Fauci, the immediately retired director of the NIAID and highest-paid federal bureaucrat since 2019, received 37 royalty payments (2010-2021). (Fauci’s 2022 taxpayer-funded salary: $480,654.)
Here are the companies that paid Fauci, according to NIH disclosures:
- Ancell Corporation (14 royalty payments) — produces immunology tolls intended for scientific research and payments spanned the years 2012 through 2016. License: +L-257-95/0.
- Santa Cruz Biotechnology (15 royalty payments) — creates products for medical research, including antibodies and payments spanned a decade, years 2011 through 2021. Licenses: +L-012-07/0, +L-012-07/1, +L-012-07/2 (Overall — when ranked by number of royalties paid since 2009, Santa Cruz was #5 out of 2019 companies in the database.).
- Chiron Corporation (8 royalty payments) — focused on biopharmaceuticals, vaccines, and blood testing. Fauci’s royalties continued through March 2014 on License: +L-167-95/1.
The new disclosures allow for fact-checking of Fauci’s U.S. Senate testimony (June 16, 2022).
Paul asked: “Can you tell me that you have not received a royalty from any entity that you ever oversaw the distribution of money in research grants?”
Fauci answered: “You know, I don’t know as a fact, but I doubt it.”
In 2004, Fauci’s NIAID contracted with Chiron to develop a vaccine for avian influenza (bird flu). Fauci said: “Information generated under this task order will be important for preparing our nation and the world against new influenza viruses with pandemic potential.”
In 2005, then-reporter John Solomon at the Associated Press successfully used FOIA to crack open the full NIH royalty database — including payments to individual scientists.
Fauci was among the 51 scientists found doing experiments involving inventions for which they were being paid royalties.
Between 1997 and 2004, Fauci received $45,072.82 in royalties from Chiron Corp. for a patent license on an experimental AIDS treatment (interleukin-2). Then, NIAID funded it with at least $36 million for testing on patients at 200 sites across 18 countries over five years.
In 2009, studies published in The New England Journal of Medicine showed the invention yielded “no clinical benefit” during a ten-year period. The prestigious Cochrane Review recommended against the agent citing harmful side effects and little efficacy.
When challenged about collecting the payments and later making decisions about related research funding, Fauci said he’d donate his royalties to charity — but never provided proof.
In 2005, Novartis acquired Chiron Corp. Novartis is the #10 ranked company on the count of royalty payments (324) at NIH since 2009.

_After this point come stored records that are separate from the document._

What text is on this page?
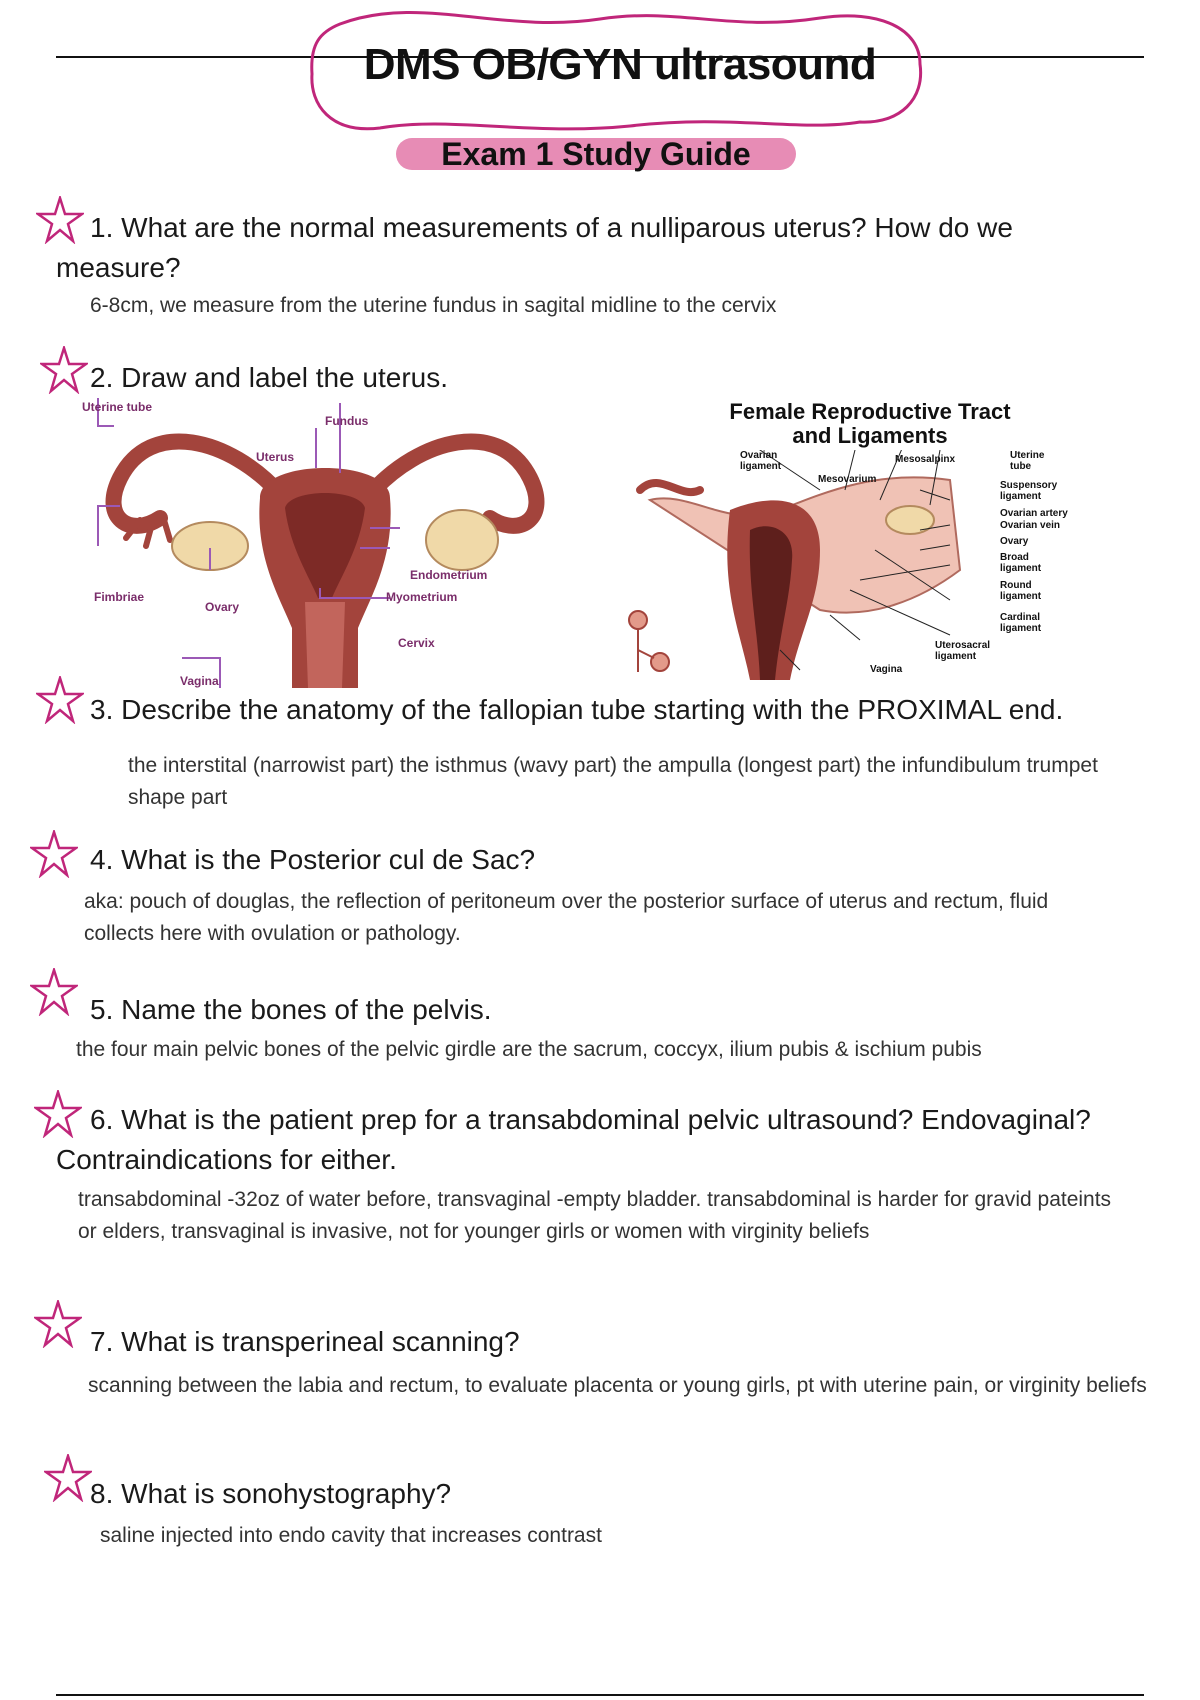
DMS OB/GYN ultrasound
Exam 1 Study Guide
1. What are the normal measurements of a nulliparous uterus? How do we measure?
6-8cm, we measure from the uterine fundus in sagital midline to the cervix
2. Draw and label the uterus.
Uterine tube
Fundus
Uterus
Endometrium
Myometrium
Fimbriae
Ovary
Cervix
Vagina
Female Reproductive Tract
and Ligaments
Ovarian ligament
Mesosalpinx
Mesovarium
Uterine tube
Suspensory ligament
Ovarian artery
Ovarian vein
Ovary
Broad ligament
Round ligament
Cardinal ligament
Uterosacral ligament
Vagina
3. Describe the anatomy of the fallopian tube starting with the PROXIMAL end.
the interstital (narrowist part) the isthmus (wavy part) the ampulla (longest part) the infundibulum trumpet shape part
4. What is the Posterior cul de Sac?
aka: pouch of douglas, the reflection of peritoneum over the posterior surface of uterus and rectum, fluid collects here with ovulation or pathology.
5. Name the bones of the pelvis.
the four main pelvic bones of the pelvic girdle are the sacrum, coccyx, ilium pubis & ischium pubis
6. What is the patient prep for a transabdominal pelvic ultrasound? Endovaginal? Contraindications for either.
transabdominal -32oz of water before, transvaginal -empty bladder. transabdominal is harder for gravid pateints or elders, transvaginal is invasive, not for younger girls or women with virginity beliefs
7. What is transperineal scanning?
scanning between the labia and rectum, to evaluate placenta or young girls, pt with uterine pain, or virginity beliefs
8. What is sonohystography?
saline injected into endo cavity that increases contrast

Since 2008, Novartis received $2.3 billion in contract payments from multiple federal agencies including $17 million in contracts and $15 million in grants from NIH. Much of that funding was during a period when Fauci was receiving “Chiron” royalty payments.

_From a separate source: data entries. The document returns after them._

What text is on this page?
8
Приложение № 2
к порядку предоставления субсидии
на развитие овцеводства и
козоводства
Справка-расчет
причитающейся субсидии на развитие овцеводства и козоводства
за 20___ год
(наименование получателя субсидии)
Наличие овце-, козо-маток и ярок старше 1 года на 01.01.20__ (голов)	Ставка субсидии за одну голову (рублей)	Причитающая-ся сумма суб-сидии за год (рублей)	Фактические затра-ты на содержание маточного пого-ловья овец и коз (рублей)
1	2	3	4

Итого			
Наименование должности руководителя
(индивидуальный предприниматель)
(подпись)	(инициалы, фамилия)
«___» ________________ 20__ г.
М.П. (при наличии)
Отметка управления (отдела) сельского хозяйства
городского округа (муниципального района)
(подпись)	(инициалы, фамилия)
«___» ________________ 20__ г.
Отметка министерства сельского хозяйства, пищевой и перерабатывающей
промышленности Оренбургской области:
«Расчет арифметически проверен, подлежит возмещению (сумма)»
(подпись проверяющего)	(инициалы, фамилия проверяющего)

Douglas Lowy has been the Acting Director of the National Cancer Institute (NCI) for three periods since 2015 and the deputy director of that institute since 2010.

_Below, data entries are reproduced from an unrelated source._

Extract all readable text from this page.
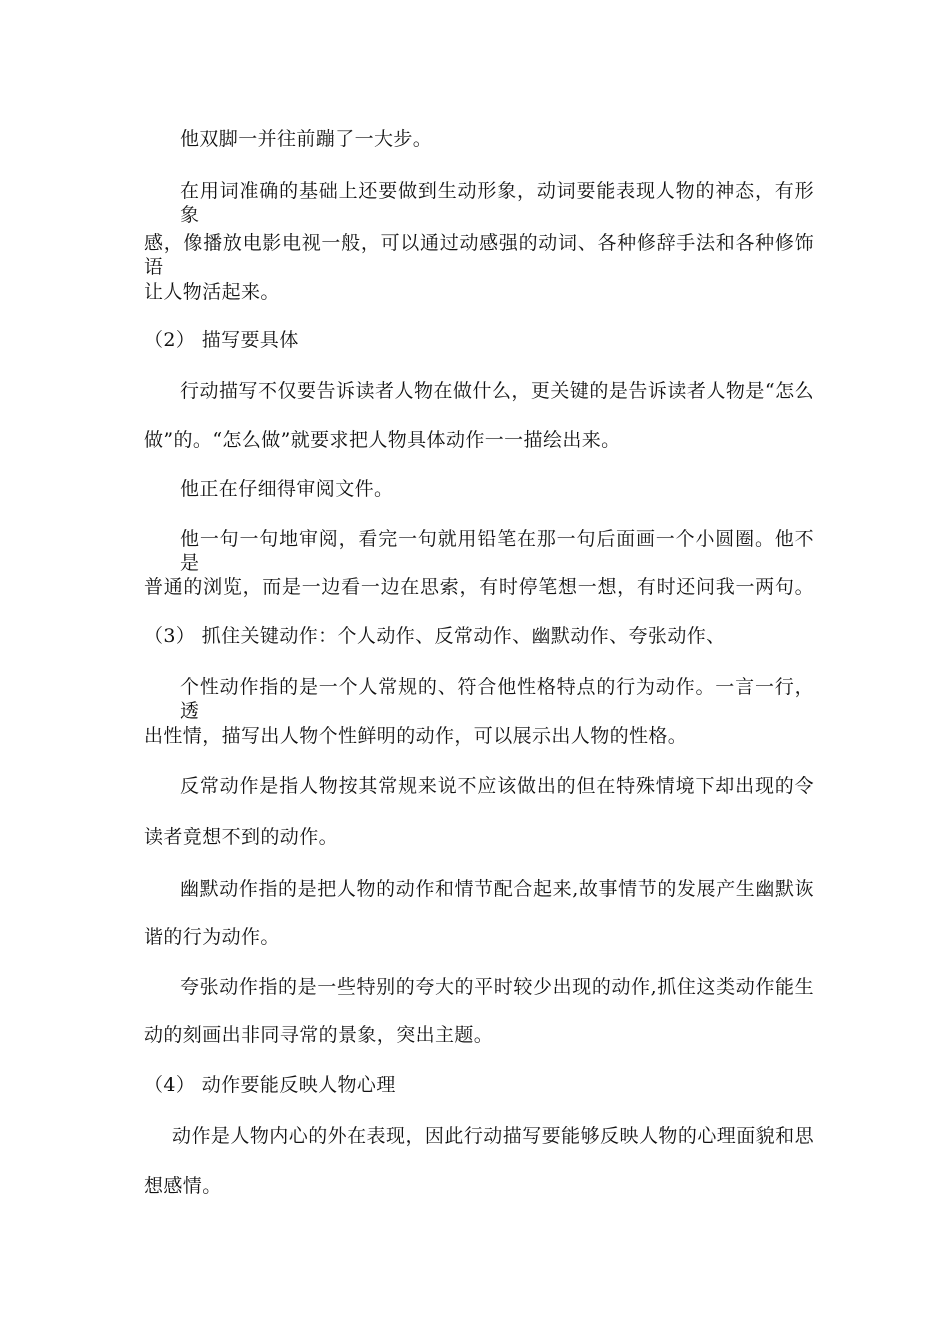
他双脚一并往前蹦了一大步。
在用词准确的基础上还要做到生动形象，动词要能表现人物的神态，有形象
感，像播放电影电视一般，可以通过动感强的动词、各种修辞手法和各种修饰语
让人物活起来。
（2） 描写要具体
行动描写不仅要告诉读者人物在做什么，更关键的是告诉读者人物是“怎么
做”的。“怎么做”就要求把人物具体动作一一描绘出来。
他正在仔细得审阅文件。
他一句一句地审阅，看完一句就用铅笔在那一句后面画一个小圆圈。他不是
普通的浏览，而是一边看一边在思索，有时停笔想一想，有时还问我一两句。
（3） 抓住关键动作：个人动作、反常动作、幽默动作、夸张动作、
个性动作指的是一个人常规的、符合他性格特点的行为动作。一言一行，透
出性情，描写出人物个性鲜明的动作，可以展示出人物的性格。
反常动作是指人物按其常规来说不应该做出的但在特殊情境下却出现的令
读者竟想不到的动作。
幽默动作指的是把人物的动作和情节配合起来,故事情节的发展产生幽默诙
谐的行为动作。
夸张动作指的是一些特别的夸大的平时较少出现的动作,抓住这类动作能生
动的刻画出非同寻常的景象，突出主题。
（4） 动作要能反映人物心理
动作是人物内心的外在表现，因此行动描写要能够反映人物的心理面貌和思
想感情。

He has directed a research laboratory at NCI since 1975 and also held the title of chief of the Laboratory of Cellular Oncology within the agency’s Center for Cancer Research.
Lowy is one of the top royalty receivers at NIH with 192 payments since 2009 from 32 companies. Here is a sample:
- Wuhan Institute of Biological Products Co. Ltd. (one royalty payment) — a subsidiary of the state-owned pharmaceutical company Sinopharm. In 2016, the company moved next to the Wuhan Institute of Virology and collaborates with that lab. (In total, this institute made 64 royalty payments to NIH scientists during the period 2009-2019.)
- Merck (33 royalty payments) and GlaxoSmithKline (13 royalty payments) — the companies then marketed vaccines that used Lowy’s inventions as Gardasil, Gardasil 9 and Cervarix, respectively.
Gardasil and Gardasil 9 generated $1.5 billion in sales for Merck alone in 2021. (NIH redacts the amount of the payment, so we do not know how much money Lowy made from these payments. However, NIH rules limit staff from receiving more than $150,000 a year in royalties. Any payments in excess go back to the agency itself.)